Now, I know that having a baby face and youthful looks is admired by older generations. However, still looking thirteen when you’re twenty-one has many pitfalls and though, as my mum’s friends keep telling me, I will appreciate it in the future, at the moment it is right pain in the arse.

Baby faces have always been admired – Danny Jones was always the favourite in McFly with his chubby cheeks and young boyish charm, though I was more of a spiky hair Harry fan. Similarly, a boy in my form at school was swooned over for his chubby cheeks, freckles and baby face throughout Year 9. However, being struck with the curse, I do not see the benefits and it has caused me more trouble than it’s worth. If I forget my ID anywhere I am unlikely to get served a Fireman Sam DVD let alone Sambuca.

I first realised I had been hit by the young looks charm at the Trafford Centre when I attempted to buy two DVDs that were rated 15 as I had just crossed into this age barrier. I strolled up to the desk at HMV, holding on to my first stand up DVDs and watched as they had scanned through. I felt grown up and I was dressed as grown up as I could muster but my face didn’t past the test.
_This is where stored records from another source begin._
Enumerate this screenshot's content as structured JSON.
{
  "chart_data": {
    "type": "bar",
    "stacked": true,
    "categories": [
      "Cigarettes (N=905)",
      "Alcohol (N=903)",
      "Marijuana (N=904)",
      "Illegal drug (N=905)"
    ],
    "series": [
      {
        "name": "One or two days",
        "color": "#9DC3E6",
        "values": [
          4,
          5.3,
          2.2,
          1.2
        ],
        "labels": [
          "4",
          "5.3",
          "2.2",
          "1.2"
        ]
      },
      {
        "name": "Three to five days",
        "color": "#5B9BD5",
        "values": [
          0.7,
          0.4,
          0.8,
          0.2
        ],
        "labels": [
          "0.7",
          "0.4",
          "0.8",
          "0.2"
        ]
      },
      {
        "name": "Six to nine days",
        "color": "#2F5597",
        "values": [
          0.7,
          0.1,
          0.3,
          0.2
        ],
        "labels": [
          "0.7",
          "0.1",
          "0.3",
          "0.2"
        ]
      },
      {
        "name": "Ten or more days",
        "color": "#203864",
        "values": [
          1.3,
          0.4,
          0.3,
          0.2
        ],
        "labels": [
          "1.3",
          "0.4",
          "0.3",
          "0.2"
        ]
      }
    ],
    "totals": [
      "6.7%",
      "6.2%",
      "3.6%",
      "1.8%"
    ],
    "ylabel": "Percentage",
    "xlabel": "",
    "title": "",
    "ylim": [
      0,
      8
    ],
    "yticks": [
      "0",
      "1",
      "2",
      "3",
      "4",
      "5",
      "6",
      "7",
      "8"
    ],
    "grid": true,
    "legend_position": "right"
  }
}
“Have you got any ID on you?”


“You need ID. They’re 15’s”

“But I am 15?”

“Yes, but I still need to ID. Have you got your driver’s licence or something?”

“No, I’m 15, obviously I don’t”

“Okay, how about a passport then?”

“I came to the Trafford Centre, not the South of bloomin’ France. Of course I don’t”

“Well then, I’m afraid you’ll need to get a parent”

“Aye, I’ll make sure she grabs her birth certificate on the way”

And with that I had to walk out and leave the DVDs reserved at the desk. I was humiliated, embarrassed and disappointed – I couldn’t even buy a stand up DVD, I was hardly going to go on any illegal raves with fake ID anytime soon. With my tail between my legs I went to find my mum in ASDA, who had just finished paying for her batch of red wine with her gas bill and tenancy agreement.

I wasn’t done with the battle of youth yet. My next episode has become family famous for what happened. It all started with a shopping trip – Debenhams, Top Shop, W H Smith, New Look, Next. We’d visited them all and decided to treat ourselves to an ice cream. Not just any ice cream, not even an M and S ice cream. We headed straight to Thorntons with our Christmas Shopping in tow and pulled up at the ice-cream counter.

“Erm, can I have two scoops of Rum and Raisin in a cone please?”

“Do you have any ID?”

“Pardon. I’m 18”

“You’ll still need ID for the Rum and Raisin”

“What? It’s just ice cream”

“I know but it has rum in it. You’ll need ID”

“That’s ridiculous. How many people get bladdered off ice cream? I’m not going to be drunk and disorderly. No police man is going to ask me how many ice creams I’ve had”

“I’m sorry, Miss. It’s company policy”

“But that’s silly. How many ice creams do you have to have to be off your face? I’ve never heard something so silly”

“So do you have ID?”


“Anything else you’d like? Chocolate? Honeycomb Crunch? Strawberry? Cookies and Cream?”

I settled for honeycomb crunch in the end but no one ever believes that I was ID’d for ice cream. It still remains the most ridiculous thing I’ve ever heard and it never fails to make people laugh. Not many people end up at Alcoholics Anonymous for Rum and Raisin ice cream. Though I must say my young looks work a charm in some situations and could even be classed as a bonus. I can still sometimes get classed as a teen on the bus or on the train, I could sometimes sneak by on child’s ticket until the age of fifteen and now I still get classed as student everywhere I go, with or without a student card. So these big cheeks do save me a fortune but they still make me humiliated and embarrassed at times.

Not long ago, I was with three friends who were buying alcohol in Tesco at a self-service machine and the lady came over when cued by the flashing red light atop of the machine that still didn’t think we’d placed anything in the bagging area.

Can I see your ID please?” the shop assistant asked.

No, I don’t need yours” she said to two of my friends, “just yours and yours”. I was already prepared.

That’s great, thank you! See you can never tell. I’d have passed you” She said looking at my friend. “And you” she said to my other friend. “And probably you” she nodded in another friends direction. “It was just you really” she said looking towards me.